[Breaking] Generalize LRE to arbitrary toolchains #728

aaronmondal · 2024-03-06T05:58:38Z

This refactors the entire remote execution setup.

We now use "base" images to supply toolchains and have wrappers to create nativelink workers from those base images. This allows us to "enrich" arbitrary toolchain containers to turn them into nativelink workers.

In other words, we now have a framework to import non-Nix containers into our Nix infrastructure, such as "classic" Ubuntu-based toolchain containers.

Toolchain generation is now arbitrarily fine-grained. In practice, this means that for instance the Java and C++ toolchains are now separate entities. This has a large impact on the efficiency of multi-toolchain deployments. The Kubernetes example has been updated accordingly.

The LRE infrastructure is now treated as a special case of the new toolchain setup process. The rbe-configs-gen logic is now an implementation detail and the generator logic is no longer carried over into the final worker images. This brings down the image size for the LRE containers from ~2.5GB to ~1.7GB for C++ and ~600MB for Java. The slight overall reduction in container sizes is due to the omission of the Bazel executable. Bazel is required to generate the Starlark toolchain configurations but doesn't have to be present in the final worker images.

This change is

adam-singer

Reviewed 3 of 35 files at r1, 1 of 12 files at r2.
Reviewable status: 0 of 1 LGTMs obtained

flake.nix line 141 at r2 (raw file):

            name = "nativelink";
            config = {
              Entrypoint = [(pkgs.lib.getExe' nativelink "nativelink")];

til: function names can have ' https://github.com/NixOS/nixpkgs/blob/master/lib/meta.nix#L174

deployment-examples/kubernetes/worker-lre-cc.json.template line 27 at r2 (raw file):

        "fast": {
          "filesystem": {
            "content_path": "/tmp/.cache/nativelink/data-worker-test/content_path-cas",

Is tmp the intended place for nativelink data? If possible we should be uniformed in examples of where to expect the nativelink directory to be rooted at or maybe not hidden in a dot dir.

aaronmondal

Reviewable status: 0 of 1 LGTMs obtained

deployment-examples/kubernetes/worker-lre-cc.json.template line 27 at r2 (raw file):

Previously, adam-singer (Adam Singer) wrote…

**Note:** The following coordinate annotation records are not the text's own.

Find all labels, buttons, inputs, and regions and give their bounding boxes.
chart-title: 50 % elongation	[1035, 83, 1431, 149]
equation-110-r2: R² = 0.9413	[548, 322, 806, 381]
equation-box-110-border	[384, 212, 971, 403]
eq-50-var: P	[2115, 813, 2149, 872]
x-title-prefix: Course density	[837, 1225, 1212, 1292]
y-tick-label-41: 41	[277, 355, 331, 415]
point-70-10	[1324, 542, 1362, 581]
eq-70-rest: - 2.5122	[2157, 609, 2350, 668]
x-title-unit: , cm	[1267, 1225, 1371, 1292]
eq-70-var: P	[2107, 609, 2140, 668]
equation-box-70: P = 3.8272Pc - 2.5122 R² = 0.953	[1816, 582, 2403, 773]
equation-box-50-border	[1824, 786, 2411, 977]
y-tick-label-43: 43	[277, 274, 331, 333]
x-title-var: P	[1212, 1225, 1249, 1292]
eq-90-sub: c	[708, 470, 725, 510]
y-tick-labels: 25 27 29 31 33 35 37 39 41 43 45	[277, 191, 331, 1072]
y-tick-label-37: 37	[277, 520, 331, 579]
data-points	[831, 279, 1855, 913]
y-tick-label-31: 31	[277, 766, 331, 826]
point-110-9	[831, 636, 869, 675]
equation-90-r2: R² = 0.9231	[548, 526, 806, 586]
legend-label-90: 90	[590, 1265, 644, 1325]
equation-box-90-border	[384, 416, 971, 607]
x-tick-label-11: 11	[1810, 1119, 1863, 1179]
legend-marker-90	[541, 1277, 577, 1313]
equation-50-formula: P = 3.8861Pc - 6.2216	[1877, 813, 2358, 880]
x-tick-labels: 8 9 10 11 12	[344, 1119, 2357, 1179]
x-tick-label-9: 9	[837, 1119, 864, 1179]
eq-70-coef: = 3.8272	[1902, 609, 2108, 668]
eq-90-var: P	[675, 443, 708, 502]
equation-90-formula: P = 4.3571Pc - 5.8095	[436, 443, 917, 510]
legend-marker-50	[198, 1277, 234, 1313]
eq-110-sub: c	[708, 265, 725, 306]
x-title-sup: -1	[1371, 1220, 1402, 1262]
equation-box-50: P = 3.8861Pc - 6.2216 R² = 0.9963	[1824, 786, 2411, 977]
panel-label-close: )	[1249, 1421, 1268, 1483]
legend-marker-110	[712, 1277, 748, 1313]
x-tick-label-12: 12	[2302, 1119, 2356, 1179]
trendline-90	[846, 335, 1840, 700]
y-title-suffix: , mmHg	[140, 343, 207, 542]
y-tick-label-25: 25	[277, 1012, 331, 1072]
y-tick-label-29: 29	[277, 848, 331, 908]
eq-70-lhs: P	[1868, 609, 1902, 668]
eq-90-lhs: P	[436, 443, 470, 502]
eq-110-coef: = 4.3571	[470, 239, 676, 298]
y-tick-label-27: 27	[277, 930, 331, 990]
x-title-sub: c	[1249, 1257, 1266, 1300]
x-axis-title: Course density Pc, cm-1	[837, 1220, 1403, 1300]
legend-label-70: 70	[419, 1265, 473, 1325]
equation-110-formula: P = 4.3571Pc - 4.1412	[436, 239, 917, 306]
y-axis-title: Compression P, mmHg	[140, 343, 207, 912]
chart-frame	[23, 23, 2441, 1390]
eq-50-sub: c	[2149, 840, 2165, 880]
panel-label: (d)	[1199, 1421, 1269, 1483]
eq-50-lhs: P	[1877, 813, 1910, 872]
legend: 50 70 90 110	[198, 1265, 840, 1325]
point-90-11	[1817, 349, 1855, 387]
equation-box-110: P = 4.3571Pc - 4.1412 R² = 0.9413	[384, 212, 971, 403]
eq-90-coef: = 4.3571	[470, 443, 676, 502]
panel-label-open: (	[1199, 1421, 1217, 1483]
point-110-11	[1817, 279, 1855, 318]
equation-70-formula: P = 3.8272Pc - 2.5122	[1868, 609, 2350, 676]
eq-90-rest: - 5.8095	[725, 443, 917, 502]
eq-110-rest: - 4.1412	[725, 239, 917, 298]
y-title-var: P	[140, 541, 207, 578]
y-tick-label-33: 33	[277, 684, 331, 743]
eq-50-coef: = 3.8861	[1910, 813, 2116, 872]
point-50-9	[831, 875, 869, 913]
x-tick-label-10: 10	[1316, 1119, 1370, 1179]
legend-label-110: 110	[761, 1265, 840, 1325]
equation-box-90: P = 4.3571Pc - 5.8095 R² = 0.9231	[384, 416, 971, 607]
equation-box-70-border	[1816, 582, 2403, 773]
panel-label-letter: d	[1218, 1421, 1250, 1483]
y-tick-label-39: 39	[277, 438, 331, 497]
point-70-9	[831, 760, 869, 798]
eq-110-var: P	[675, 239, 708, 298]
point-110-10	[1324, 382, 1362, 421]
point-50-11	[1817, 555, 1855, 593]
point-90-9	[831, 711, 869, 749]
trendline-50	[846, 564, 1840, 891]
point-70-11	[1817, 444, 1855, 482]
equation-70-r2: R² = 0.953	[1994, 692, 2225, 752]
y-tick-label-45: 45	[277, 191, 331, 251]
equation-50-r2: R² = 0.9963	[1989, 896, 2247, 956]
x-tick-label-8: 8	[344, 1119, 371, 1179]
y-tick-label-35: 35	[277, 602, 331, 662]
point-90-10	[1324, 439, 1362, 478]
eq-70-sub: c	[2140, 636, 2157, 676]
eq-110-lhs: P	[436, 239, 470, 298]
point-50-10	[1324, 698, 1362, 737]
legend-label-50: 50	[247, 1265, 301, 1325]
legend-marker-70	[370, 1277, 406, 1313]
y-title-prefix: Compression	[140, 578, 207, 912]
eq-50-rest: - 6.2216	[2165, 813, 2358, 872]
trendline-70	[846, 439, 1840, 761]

Is tmp the intended place for nativelink data? If possible we should be uniformed in examples of where to expect the nativelink directory to be rooted at or maybe not hidden in a dot dir.

I'm not sure what the optimal approach is.

We probably want to move away from /root to better support rootless setups with our recommended defaults. I used /tmp here because it seemed like a fairly standard choice and is usually given permissions 1777, i.e. this works without any additional user (shadow, passwd etc) setup.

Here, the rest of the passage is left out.